A primeira metamorfose dá o tom de partida da história, em um cenário desconfortável, de perplexidade. O narrador, em terceira pessoa, descreve objetivamente as transformações perturbadoras vividas por Gregório Samsa, após um episódio que mudará completamente a configuração de seus laços afetivos. Misteriosamente, alguma força é capaz de “reduzir”, sem consideração, a um inseto sujeito a migalhas de alimento, quem antes era homem digno, trabalhador e honrado, que nada deixava faltar á mesa de casa. Uma mistura do que é surreal e absurdo com o que é fidedigno e realista, simboliza o enredo de Franz Kafka, escritor tcheco que se mostra fragilizado e contrastado com uma carga negativa e de experiências traumáticas em seu texto.
Da noite para
o dia e após um pesadelo, um homem assemelhava-se a uma criatura monstruosa,
gigantesca e asquerosa, sem chances de defesa ou entendimento sobre o ocorrido.
A obra pode sugerir que ocorria um momento de alucinação e, logo em seguida, um sentimento kafkiano de angústia e impotência
humana, diante de suas enfermidades. Nem mesmo o narrador-observador é capaz de
identificar o motivo de um trágico acontecimento que resulta em metamorfoses
subsequentes e dolorosas, até o fim da vida do personagem.
Ainda que haja
transfigurações na aparência física de Gregório, o leitor aguarda esperançosamente
uma aceitação familiar destas mudanças, como forma de consideração por todo o
esforço e carinho do filho para sustentá-los.
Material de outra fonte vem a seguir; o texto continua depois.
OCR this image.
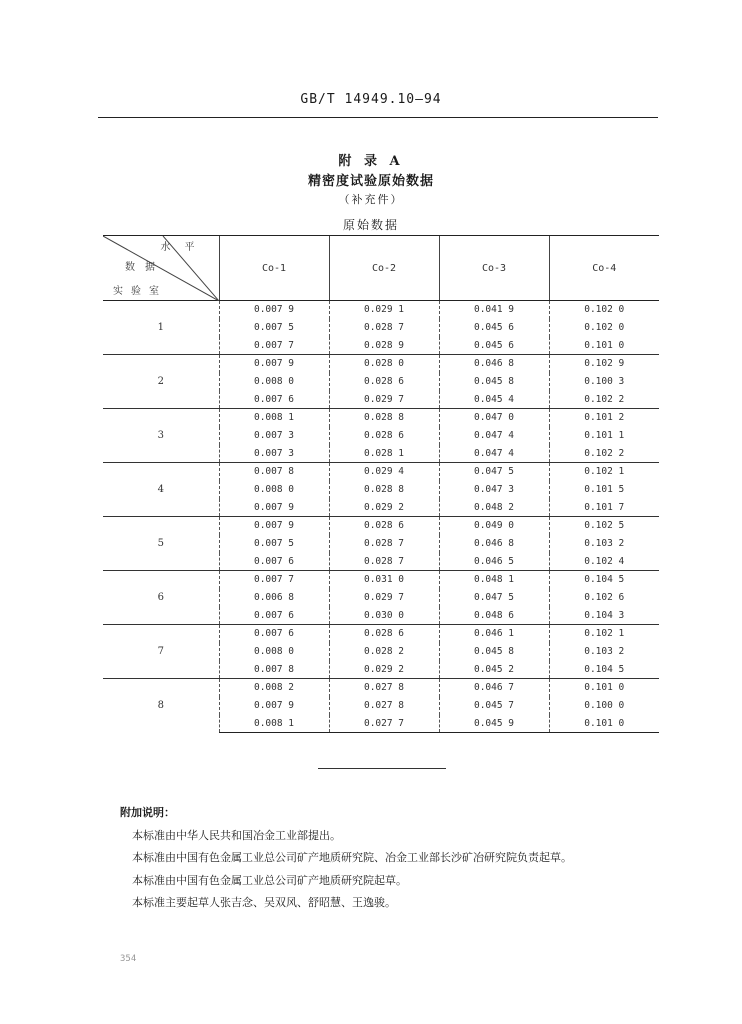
GB/T 14949.10—94
附 录 A
精密度试验原始数据
（补充件）
原始数据
水平
数据
实验室	Co-1	Co-2	Co-3	Co-4
1	0.007 9	0.029 1	0.041 9	0.102 0
	0.007 5	0.028 7	0.045 6	0.102 0
	0.007 7	0.028 9	0.045 6	0.101 0
2	0.007 9	0.028 0	0.046 8	0.102 9
	0.008 0	0.028 6	0.045 8	0.100 3
	0.007 6	0.029 7	0.045 4	0.102 2
3	0.008 1	0.028 8	0.047 0	0.101 2
	0.007 3	0.028 6	0.047 4	0.101 1
	0.007 3	0.028 1	0.047 4	0.102 2
4	0.007 8	0.029 4	0.047 5	0.102 1
	0.008 0	0.028 8	0.047 3	0.101 5
	0.007 9	0.029 2	0.048 2	0.101 7
5	0.007 9	0.028 6	0.049 0	0.102 5
	0.007 5	0.028 7	0.046 8	0.103 2
	0.007 6	0.028 7	0.046 5	0.102 4
6	0.007 7	0.031 0	0.048 1	0.104 5
	0.006 8	0.029 7	0.047 5	0.102 6
	0.007 6	0.030 0	0.048 6	0.104 3
7	0.007 6	0.028 6	0.046 1	0.102 1
	0.008 0	0.028 2	0.045 8	0.103 2
	0.007 8	0.029 2	0.045 2	0.104 5
8	0.008 2	0.027 8	0.046 7	0.101 0
	0.007 9	0.027 8	0.045 7	0.100 0
	0.008 1	0.027 7	0.045 9	0.101 0
附加说明：
本标准由中华人民共和国冶金工业部提出。
本标准由中国有色金属工业总公司矿产地质研究院、冶金工业部长沙矿冶研究院负责起草。
本标准由中国有色金属工业总公司矿产地质研究院起草。
本标准主要起草人张吉念、吴双风、舒昭慧、王逸骏。
354
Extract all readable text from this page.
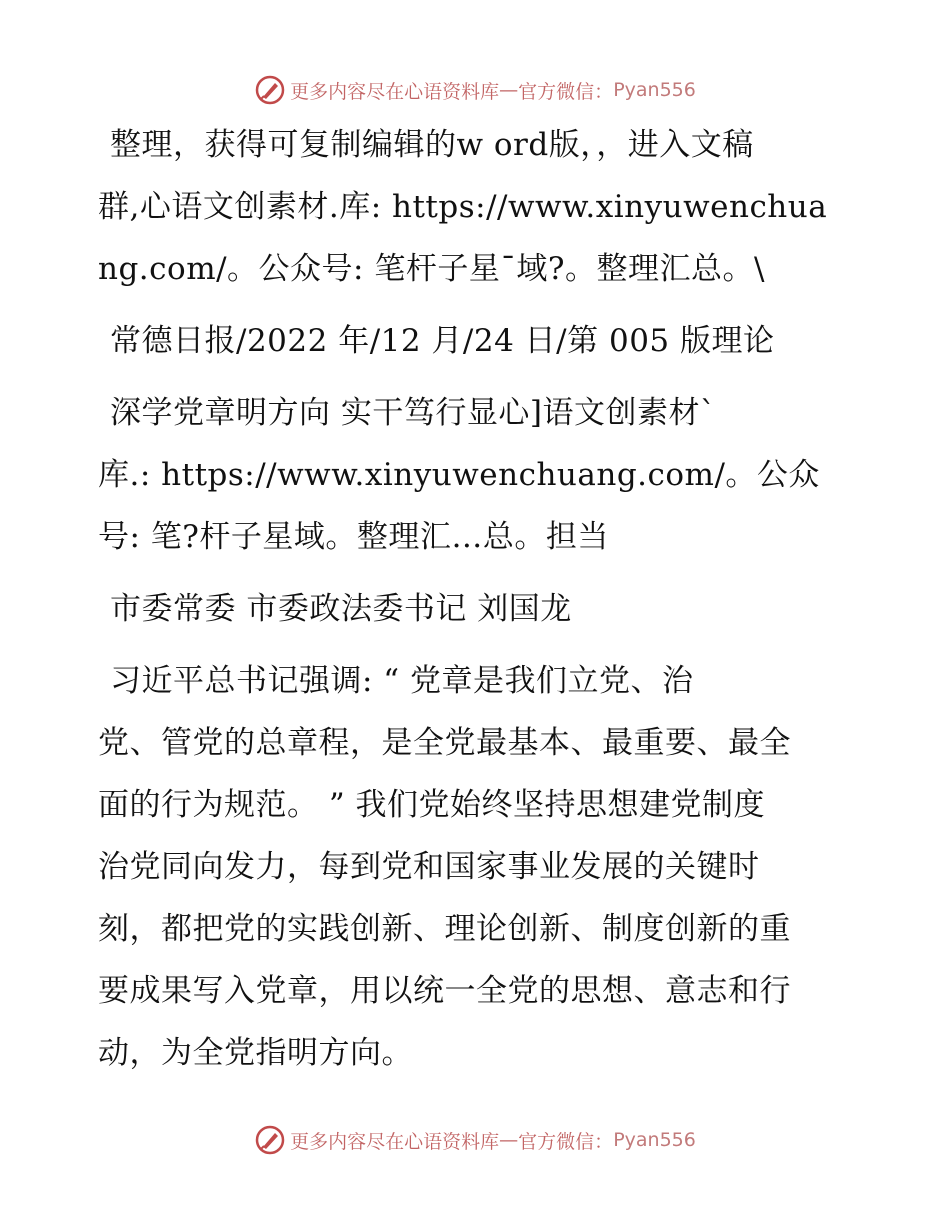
更多内容尽在心语资料库 — 官方微信： Pyan556
整理，获得可复制编辑的w ord版，，进入文稿
群,心语文创素材.库: https://www.xinyuwenchua
ng.com/。公众号: 笔杆子星¯域?。整理汇总。\
常德日报/2022 年/12 月/24 日/第 005 版理论
深学党章明方向 实干笃行显心]语文创素材`
库.: https://www.xinyuwenchuang.com/。公众
号: 笔?杆子星域。整理汇…总。担当
市委常委 市委政法委书记 刘国龙
习近平总书记强调: “ 党章是我们立党、治
党、管党的总章程，是全党最基本、最重要、最全
面的行为规范。 ” 我们党始终坚持思想建党制度
治党同向发力，每到党和国家事业发展的关键时
刻，都把党的实践创新、理论创新、制度创新的重
要成果写入党章，用以统一全党的思想、意志和行
动，为全党指明方向。
更多内容尽在心语资料库 — 官方微信： Pyan556
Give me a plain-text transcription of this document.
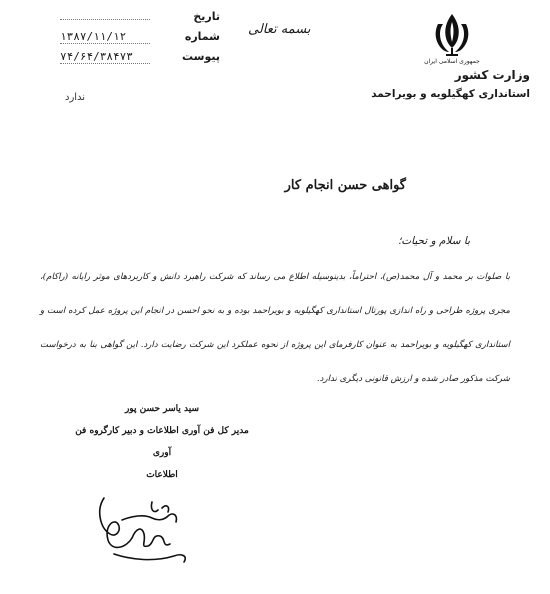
تاریخ
شماره
۱۳۸۷/۱۱/۱۲
پیوست
۷۴/۶۴/۳۸۴۷۳
ندارد
بسمه تعالی
جمهوری اسلامی ایران
وزارت کشور
استانداری کهگیلویه و بویراحمد
گواهی حسن انجام کار
با سلام و تحیات؛
با صلوات بر محمد و آل محمد(ص)، احتراماً، بدینوسیله اطلاع می رساند که شرکت راهبرد دانش و کاربردهای موثر رایانه (راکام)، مجری پروژه طراحی و راه اندازی پورتال استانداری کهگیلویه و بویراحمد بوده و به نحو احسن در انجام این پروژه عمل کرده است و استانداری کهگیلویه و بویراحمد به عنوان کارفرمای این پروژه از نحوه عملکرد این شرکت رضایت دارد. این گواهی بنا به درخواست شرکت مذکور صادر شده و ارزش قانونی دیگری ندارد.
سید یاسر حسن پور
مدیر کل فن آوری اطلاعات و دبیر کارگروه فن آوری
اطلاعات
Agora que enfrenta um momento difícil
de sua vida, necessita de apoio e compreensão, no entanto, somente recebe em
troca o desprezo, a ingratidão e a indiferença daqueles que amava. Nota-se então, desequilíbrio e polarização familiar como reflexos das mudanças na vida de Gregório.
Antes de uma metamorfose, as obrigações
financeiras para dar conforto ao lar eram tomadas por um único provedor e, se
outrora era membro da família, agora é considerado um intruso, um parasita, uma
criatura vergonhosa que não deve ser vista ou exposta na sala de jantar. O
leitor espera que pelo menos Grete, a irmã, seja capaz de aliviar o sentimento de
desconsideração quando se aproxima intimamente de seu irmão. Porém, é a pessoa
quem pensa, assim como seus pais, que Gregório havia se tornado um fardo, um
peso difícil de ser carregado.
“Tinha sido uma época
feliz, que nunca viria ser a ser igualada, embora mais tarde Gregório ganhasse
o suficiente para sustentar inteiramente a casa. Tinha-se, pura e simplesmente,
habituado ao acontecimento, tanto a família como ele próprio: ele dava o
dinheiro de boa vontade e eles aceitavam com gratidão, mas não havia qualquer
efusão de sentimentos.” (p. 16)
As mudanças
físicas sofridas pelo protagonista Gregor Samsa deram início a uma série de
comprometimentos no seio familiar. Os primeiros
parágrafos da obra sugerem, talvez, que o personagem está despertando de um
pesadelo ou então está vivendo momentos de alucinação, porém, a narrativa
descreve uma atmosfera aterrorizante e solitária para Gregório, diante de sua
incapacidade de se comportar como um de seus pares, de fazer parte do convívio social e compartilhar de seus pensamentos.
A leitura transmite a sensação de que existe uma muralha de ressentimentos e culpas, que separa um filho de suas referências e identidade. A metáfora existente no texto traz também a reflexão sobre a insegurança de pessoas que sofrem isoladas, como prisioneiras de uma doença ou do processo de envelhecimento, por exemplo, em um quarto escuro de solidão ou um cativeiro onde há desprezo ou indiferença dos familiares. Por outro lado, há de se levar em consideração a dinâmica doméstica que tende a ser modificada em função de um ente querido que necessita de cuidados.